For all that John Faustus is every bit as large a character as Hamlet, he doesn’t appear on stage anywhere near as often. Although Christopher Marlowe was a great dramatist, he was more literal than Shakespeare and more of his time. Touching on contemporary issues of Thomism versus Neoplatonism and Protestantism versus Catholicism, Doctor Faustus was a hit in Elizabethan/Jacobean England but doesn’t strike many sparks in the 21st century. Can there be Hell without Heaven, Marlowe asks? Why does Faustus, who seems committed to knowledge, make such poor use of the 24 years that Lucifer grants him? Why is Mephistopheles so stingy with answers — is there a God who knows more than the Devil? And what kind of God would let Faustus go to Hell?

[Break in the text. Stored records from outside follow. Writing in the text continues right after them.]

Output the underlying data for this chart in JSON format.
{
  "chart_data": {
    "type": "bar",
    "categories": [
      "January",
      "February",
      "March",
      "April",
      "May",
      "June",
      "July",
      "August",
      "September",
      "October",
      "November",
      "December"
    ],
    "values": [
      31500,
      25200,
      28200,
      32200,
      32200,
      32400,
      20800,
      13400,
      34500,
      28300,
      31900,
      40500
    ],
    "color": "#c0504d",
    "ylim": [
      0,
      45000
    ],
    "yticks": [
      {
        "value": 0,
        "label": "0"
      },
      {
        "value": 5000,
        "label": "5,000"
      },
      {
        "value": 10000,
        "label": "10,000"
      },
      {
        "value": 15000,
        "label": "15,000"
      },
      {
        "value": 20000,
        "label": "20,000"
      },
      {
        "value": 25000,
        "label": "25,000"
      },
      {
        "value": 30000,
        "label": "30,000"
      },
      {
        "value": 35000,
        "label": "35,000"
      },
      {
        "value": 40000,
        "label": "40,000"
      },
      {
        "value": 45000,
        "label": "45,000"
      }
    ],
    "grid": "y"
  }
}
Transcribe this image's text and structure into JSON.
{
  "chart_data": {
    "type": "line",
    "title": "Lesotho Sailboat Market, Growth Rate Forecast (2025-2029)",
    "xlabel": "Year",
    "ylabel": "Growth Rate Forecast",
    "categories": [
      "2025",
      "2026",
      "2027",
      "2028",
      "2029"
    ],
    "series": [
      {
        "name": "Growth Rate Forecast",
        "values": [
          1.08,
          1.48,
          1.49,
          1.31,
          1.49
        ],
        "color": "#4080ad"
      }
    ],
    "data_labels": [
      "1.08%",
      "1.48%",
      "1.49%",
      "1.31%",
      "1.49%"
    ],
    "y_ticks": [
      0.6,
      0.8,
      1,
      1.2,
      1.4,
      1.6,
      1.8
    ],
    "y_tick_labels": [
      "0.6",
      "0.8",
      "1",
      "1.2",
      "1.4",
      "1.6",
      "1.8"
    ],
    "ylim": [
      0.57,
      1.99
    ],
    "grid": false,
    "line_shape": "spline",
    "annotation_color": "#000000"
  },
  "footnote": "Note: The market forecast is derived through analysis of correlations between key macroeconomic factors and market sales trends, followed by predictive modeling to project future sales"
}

Those are questions that the bare-bones Bridge Theatre, which has given Boston excellent stagings of William B. Yeats and Brian Friel, is ill-equipped to answer in Michael F. Walker’s direction of the earlier 1604 version. The Bridge’s two best actors appear in the lead roles, and Jeffery Jones, his feet cloven (toes tied together) and his head swaying snake-like, is a plausible Mephistopheles, especially in his gargoyle poses. But Todd Hearon is all thought, and monotonic to boot — with his elbow-patched tweed jacket and callow, frat-boy manner, he’s a Shakespearean Faustus, albeit with the same superciliousness that mars Arciniegas’s Hamlet. I didn’t believe for a moment that this was a 16th-century intellectual. The rest of the cast is similarly stranded, though Steve Rotolo gives volume and weight to Robin in the comic sections (which Marlowe almost certainly didn’t write). It’s brave of the Bridge to go where the American Repertory Theatre and the Huntington Theatre Company apparently fear to tread, but you need angels to pull off Marlowe.